DUSTCELLがステージ上で晒すリアルな生き様 ユニット史上最大規模ワンマンを観て
12月7日、東京・豊洲PITにて、DUSTCELLのワンマンライブ『DAWN』が行われた。所属レーベルである〈KAMITSUBAKI STUDIO〉が今年3月に開催した 『KAMITSUBAKI FES ’23』の会場も同じく豊洲PITだったが、今回はワンマン。ユニット史上最大規模のライブが、およそ3000人が詰めかけた箱で行われた。
ライブのタイトルからして示唆的である。「DAWN(夜明け)」と名付けても良さそうなタイミングは、これまでにもいくつか見られた。たとえば、2022年4月に初の東名阪Zeppツアー『百鬼夜行』を開催したときは、明らかにユニットの規模が一回り大きくなったと感じられたし、あまつさえ全会場でチケットがソールドアウトした。ドラマのタイアップにもDUSTCELLの楽曲は使われ、近年では広い範囲にその影響が波及しているように思われる。
ところが、同年11月にTOKYO DOME CITY HALLにて行われたワンマンライブでようやく「PREPARATION(準備)」というフレーズが採用された。3000人集めてやっと「夜明け」に辿り着く道のりには、DUSETCELLらしいドラマ性が感じられる。折に触れて「自己肯定感の低さ」を自認する2人組は、ゆっくりと歩みを進めているようだ。
EMAとMisumi、そしてバンドのメンバーが織り成すサウンドスケープは、起伏が極めて激しい。ボカロPとしての出自があるMisumiが書く楽曲は、その多くが複雑で非予定調和な構造を持つ。「CULT」のキックから始まった今回のライブは、「アネモネ」、「PAIN」と来て新曲の「FRAGILE」を挟み、「漂泊者」へと紡がれた。ここまで5曲だが、その内容の豊かさは曲数で測ることはできないだろう。ハウスやロック、さらにはトラップと、1曲の中で何度も異なる音楽ジャンルの展開がある。
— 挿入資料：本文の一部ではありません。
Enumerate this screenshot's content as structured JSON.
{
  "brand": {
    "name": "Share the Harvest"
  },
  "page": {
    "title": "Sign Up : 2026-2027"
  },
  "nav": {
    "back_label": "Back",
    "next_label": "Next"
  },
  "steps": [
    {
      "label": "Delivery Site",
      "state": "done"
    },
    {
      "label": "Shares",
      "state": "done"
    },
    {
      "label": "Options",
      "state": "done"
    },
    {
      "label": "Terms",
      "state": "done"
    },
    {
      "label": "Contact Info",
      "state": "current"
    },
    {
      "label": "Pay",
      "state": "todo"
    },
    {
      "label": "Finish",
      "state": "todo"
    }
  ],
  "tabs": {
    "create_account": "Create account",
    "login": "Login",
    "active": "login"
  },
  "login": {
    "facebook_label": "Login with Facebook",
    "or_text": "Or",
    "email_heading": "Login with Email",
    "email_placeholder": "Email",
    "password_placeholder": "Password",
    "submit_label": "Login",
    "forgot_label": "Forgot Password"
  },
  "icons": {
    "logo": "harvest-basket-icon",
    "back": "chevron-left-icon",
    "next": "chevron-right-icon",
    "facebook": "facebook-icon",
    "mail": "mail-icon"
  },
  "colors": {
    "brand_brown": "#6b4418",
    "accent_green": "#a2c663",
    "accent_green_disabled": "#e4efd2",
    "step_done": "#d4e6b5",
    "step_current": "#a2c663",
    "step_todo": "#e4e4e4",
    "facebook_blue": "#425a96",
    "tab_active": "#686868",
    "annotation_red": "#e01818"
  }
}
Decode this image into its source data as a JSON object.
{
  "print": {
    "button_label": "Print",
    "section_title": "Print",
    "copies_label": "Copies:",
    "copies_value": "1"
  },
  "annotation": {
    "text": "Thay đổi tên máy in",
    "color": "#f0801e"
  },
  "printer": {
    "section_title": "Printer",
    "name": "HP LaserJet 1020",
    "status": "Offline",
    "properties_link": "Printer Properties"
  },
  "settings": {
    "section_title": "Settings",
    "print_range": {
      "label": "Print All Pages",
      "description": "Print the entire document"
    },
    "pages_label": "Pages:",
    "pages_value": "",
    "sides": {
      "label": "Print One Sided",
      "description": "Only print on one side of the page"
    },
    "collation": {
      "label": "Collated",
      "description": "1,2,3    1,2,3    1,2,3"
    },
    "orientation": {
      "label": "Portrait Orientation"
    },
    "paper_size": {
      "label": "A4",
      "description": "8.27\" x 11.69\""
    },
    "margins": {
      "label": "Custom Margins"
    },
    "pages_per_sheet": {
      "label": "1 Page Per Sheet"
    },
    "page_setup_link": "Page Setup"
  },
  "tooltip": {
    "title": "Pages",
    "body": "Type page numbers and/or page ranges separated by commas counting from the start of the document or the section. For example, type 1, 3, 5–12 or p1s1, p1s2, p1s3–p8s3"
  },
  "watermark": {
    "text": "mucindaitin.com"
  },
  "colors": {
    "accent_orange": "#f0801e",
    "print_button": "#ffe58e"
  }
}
たとえるならば、DJのオールジャンルミックスが5曲分続くようなニュアンスだろうか。
それに対し、バンドのメンバーはもちろん、ライティングなどのステージ演出、さらにはオーディエンスも圧倒的な熱量で応えてみせる。これまでもDUSTCELLのライブではペンライトが用いられてきたが、それは豊洲PITのような規模でも変わらず、むしろよりスケールが大きくなった分だけ客席はスペクタクルに見えた。DUSTCELLのライブにおける双方向性の高さは、KAMITSUBAKI STUDIOの中でも指折りだと感じる。そしてEMAも、そこに対して自覚的なのではないだろうか。この日のMCで、彼女は「今日と同じライブは二度とない」と強調していた。それはつまり、全く同じ状況で再現できないことを意味する。仮に同じ会場でライブを行うとしても、恐らくセットリストは違うだろうし、使用機材が変わっているかもしれない。我々オーディエンスの見る位置も異なる可能性もあるだろう。多くの「個」が集まって作り出すライブには、再現性がないのである。彼女の言葉からは、そういった刹那に対する思いの強さが感じ取れた。